Bis-HPPP
- Names: Preferred IUPAC name 3,3′-[Propane-2,2-diylbis(4,1-phenyleneoxy)]di(propane-1,2-diol)

Identifiers
- CAS Number: 5581-32-8;
- 3D model (JSmol): Interactive image;
- ChemSpider: 99341;
- ECHA InfoCard: 100.024.524
- PubChem CID: 110678;
- UNII: S5K2510L3D;
- CompTox Dashboard (EPA): DTXSID10971212 ;

Properties
- Chemical formula: C_{21}H_{28}O_{6}
- Molar mass: 376.449 g·mol^{−1}

= Bis-HPPP =

Bis-HPPP (2,2-bis[4(2,3-hydroxypropoxy)phenyl]propane) is an organic compound that is formed when the dental composite material bis-GMA is degraded by salivary esterases. It is also called BADGE·2H_{2}O in reference to it being the hydrolyzed form of BADGE, which is used in the formation of epoxy resins. Structurally, it is a di-ether of bisphenol A.

== Formation ==
Together with methacrylic acid, bis-HPPP is released following the CE-catalyzed hydrolysis of 2,2-[4(2-hydroxy 3-methacryloxypropoxy)-phenyl]propane (bis-GMA).

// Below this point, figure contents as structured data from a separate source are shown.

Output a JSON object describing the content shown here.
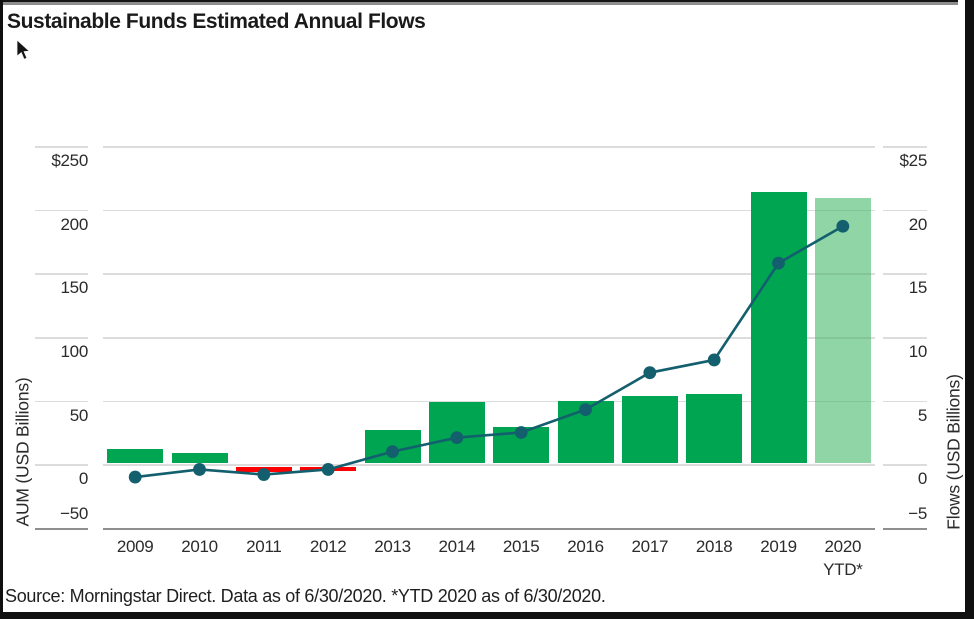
{
  "title": "Sustainable Funds Estimated Annual Flows",
  "source_note": "Source: Morningstar Direct. Data as of 6/30/2020. *YTD 2020 as of 6/30/2020.",
  "chart_data": {
    "type": "bar",
    "subtype": "dual-axis bar + line",
    "categories": [
      "2009",
      "2010",
      "2011",
      "2012",
      "2013",
      "2014",
      "2015",
      "2016",
      "2017",
      "2018",
      "2019",
      "2020"
    ],
    "category_sublabels": [
      "",
      "",
      "",
      "",
      "",
      "",
      "",
      "",
      "",
      "",
      "",
      "YTD*"
    ],
    "series": [
      {
        "name": "Estimated annual flows",
        "type": "bar",
        "axis": "right",
        "values": [
          1.2,
          0.9,
          -0.6,
          -0.5,
          2.7,
          4.9,
          2.9,
          5.0,
          5.4,
          5.5,
          21.4,
          20.9
        ]
      },
      {
        "name": "AUM",
        "type": "line",
        "axis": "left",
        "values": [
          -10,
          -4,
          -8,
          -4,
          10,
          21,
          25,
          43,
          72,
          82,
          158,
          187
        ]
      }
    ],
    "left_axis": {
      "label": "AUM (USD Billions)",
      "min": -50,
      "max": 250,
      "tick_step": 50,
      "ticks": [
        "$250",
        "200",
        "150",
        "100",
        "50",
        "0",
        "−50"
      ]
    },
    "right_axis": {
      "label": "Flows (USD Billions)",
      "min": -5,
      "max": 25,
      "tick_step": 5,
      "ticks": [
        "$25",
        "20",
        "15",
        "10",
        "5",
        "0",
        "−5"
      ]
    },
    "grid": true,
    "legend": "none",
    "colors": {
      "bar_positive": "#00A551",
      "bar_negative": "#FF0000",
      "bar_ytd": "#8FD5A6",
      "line": "#135F6E",
      "gridline": "#DCDCDC",
      "axis_line": "#8F8F8F",
      "text": "#2B2B2B"
    }
  }
}
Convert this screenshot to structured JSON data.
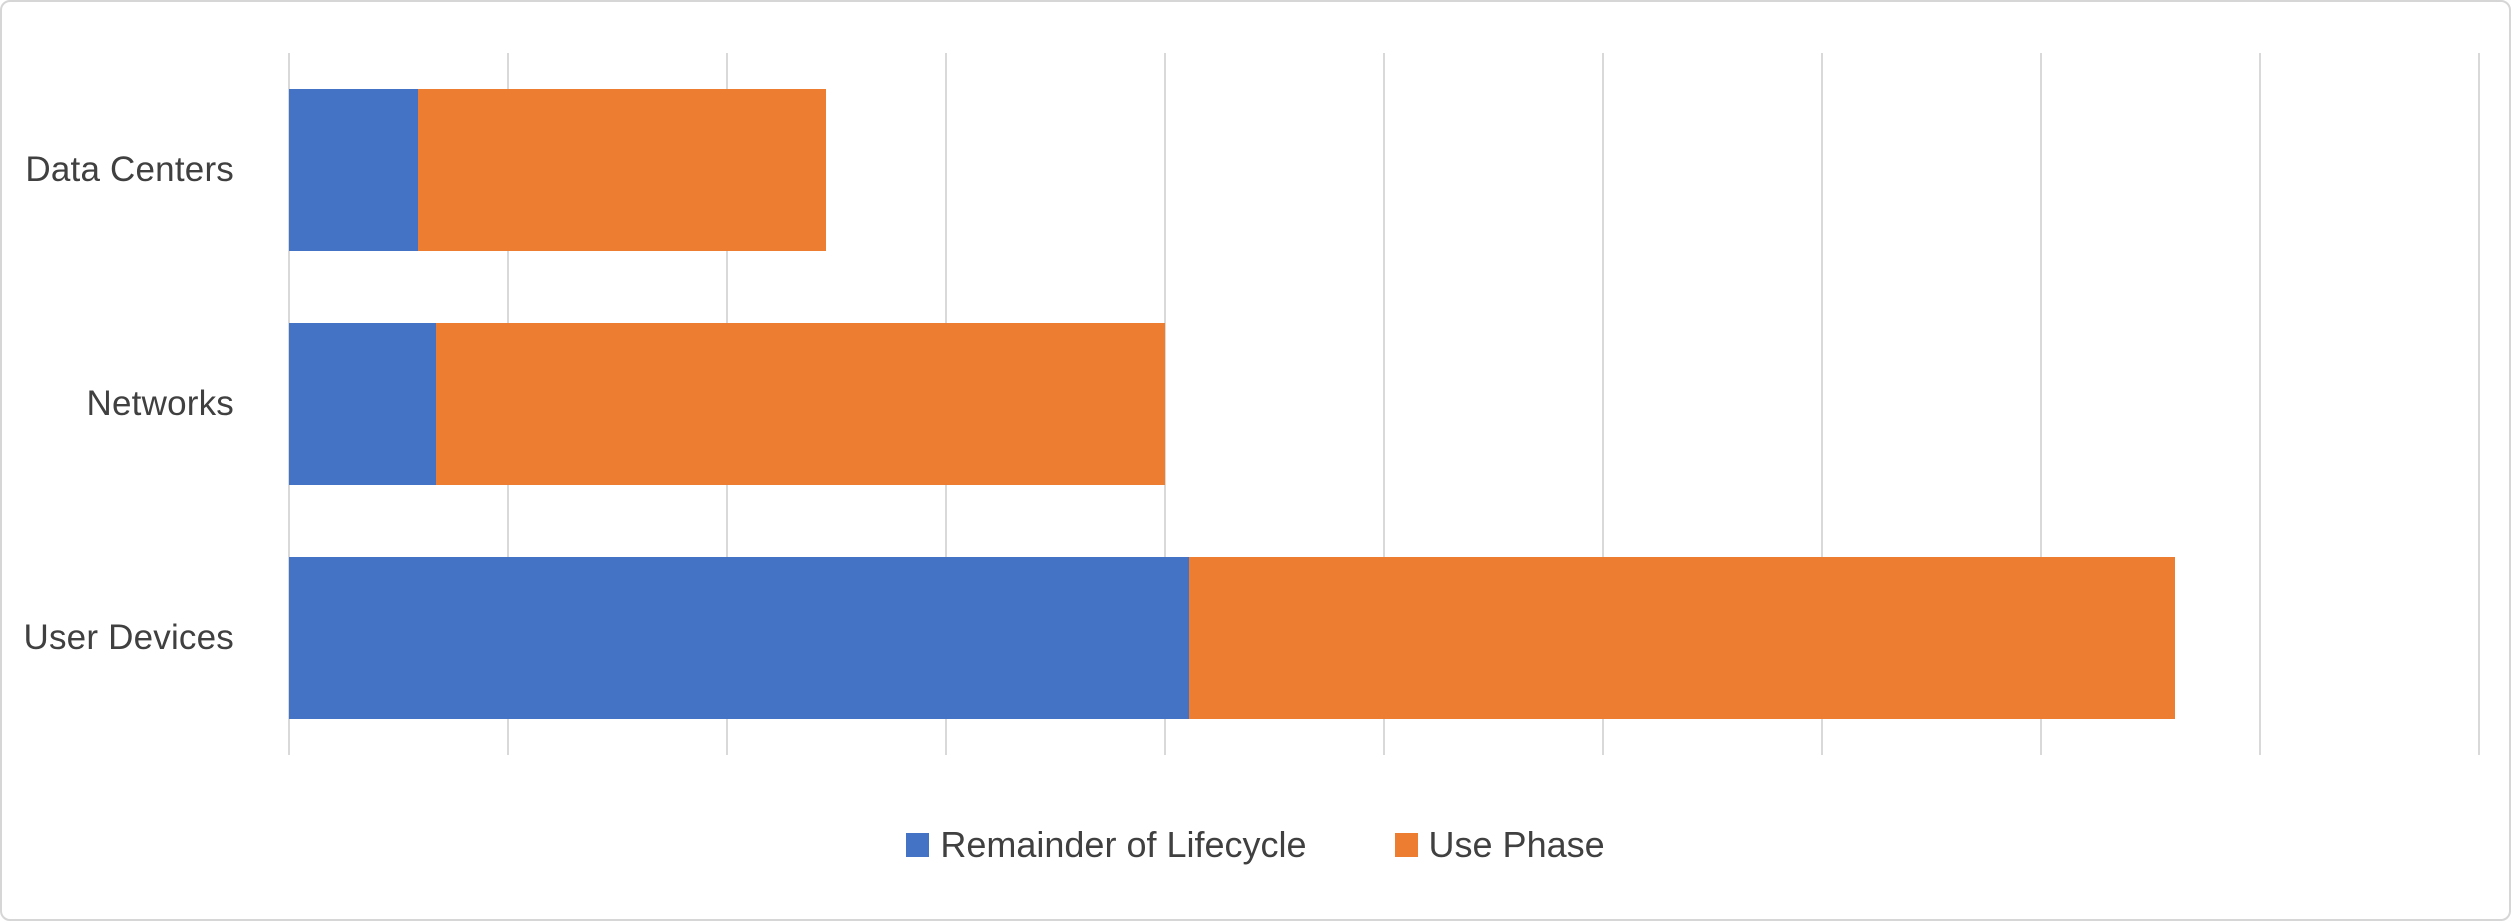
{
  "chart_data": {
    "type": "bar",
    "orientation": "horizontal",
    "stacked": true,
    "title": "",
    "xlabel": "",
    "ylabel": "",
    "categories": [
      "Data Centers",
      "Networks",
      "User Devices"
    ],
    "series": [
      {
        "name": "Remainder of Lifecycle",
        "color": "#4472C4",
        "values": [
          5.9,
          6.7,
          41.1
        ]
      },
      {
        "name": "Use Phase",
        "color": "#ED7D31",
        "values": [
          18.6,
          33.3,
          45.0
        ]
      }
    ],
    "totals": [
      24.5,
      40.0,
      86.1
    ],
    "xlim": [
      0,
      100
    ],
    "gridline_interval": 10,
    "grid": true,
    "axis_tick_labels_visible": false,
    "legend_position": "bottom-center"
  },
  "style": {
    "gridline_color": "#D9D9D9",
    "text_color": "#404040",
    "background_color": "#FFFFFF",
    "border_color": "#D6D6D6"
  }
}
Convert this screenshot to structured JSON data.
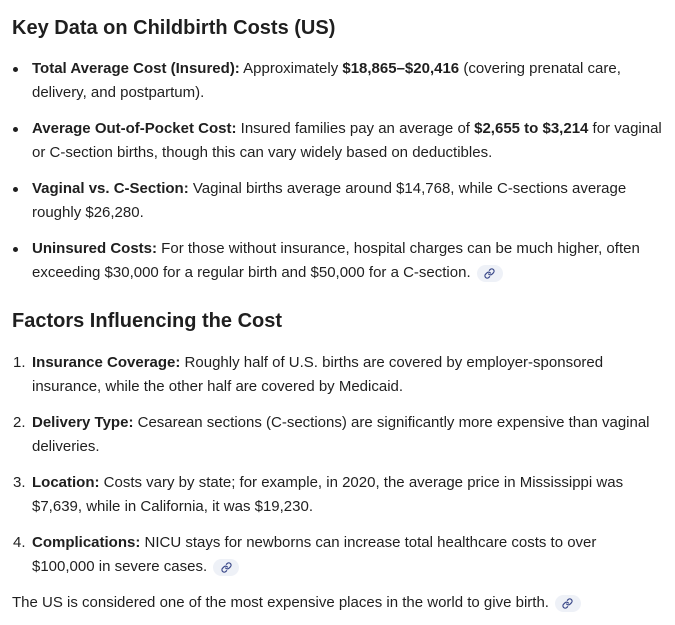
{
  "section1": {
    "heading": "Key Data on Childbirth Costs (US)",
    "items": [
      {
        "label": "Total Average Cost (Insured):",
        "pre": " Approximately ",
        "bold": "$18,865–$20,416",
        "post": " (covering prenatal care, delivery, and postpartum)."
      },
      {
        "label": "Average Out-of-Pocket Cost:",
        "pre": " Insured families pay an average of ",
        "bold": "$2,655 to $3,214",
        "post": " for vaginal or C-section births, though this can vary widely based on deductibles."
      },
      {
        "label": "Vaginal vs. C-Section:",
        "text": " Vaginal births average around $14,768, while C-sections average roughly $26,280."
      },
      {
        "label": "Uninsured Costs:",
        "text": " For those without insurance, hospital charges can be much higher, often exceeding $30,000 for a regular birth and $50,000 for a C-section."
      }
    ]
  },
  "section2": {
    "heading": "Factors Influencing the Cost",
    "items": [
      {
        "num": "1.",
        "label": "Insurance Coverage:",
        "text": " Roughly half of U.S. births are covered by employer-sponsored insurance, while the other half are covered by Medicaid."
      },
      {
        "num": "2.",
        "label": "Delivery Type:",
        "text": " Cesarean sections (C-sections) are significantly more expensive than vaginal deliveries."
      },
      {
        "num": "3.",
        "label": "Location:",
        "text": " Costs vary by state; for example, in 2020, the average price in Mississippi was $7,639, while in California, it was $19,230."
      },
      {
        "num": "4.",
        "label": "Complications:",
        "text": " NICU stays for newborns can increase total healthcare costs to over $100,000 in severe cases."
      }
    ]
  },
  "closing": {
    "text": "The US is considered one of the most expensive places in the world to give birth."
  },
  "icons": {
    "citation": "link-icon"
  },
  "colors": {
    "text": "#1f1f1f",
    "chip_bg": "#eef1f7",
    "chip_icon": "#3c4a8a"
  }
}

This reaction is very common in hydrolytic degradation of the dental resin since salivary esterases are able to cleave the ester bonds in acrylic polymers of dental composites.

Analysis by mass spectrometry demonstrated that hydrolytic reactions would cleave the ester bonds of both methacrylate units in bis-GMA and produce bis-HPPP along with two molecules of methacrylic acid.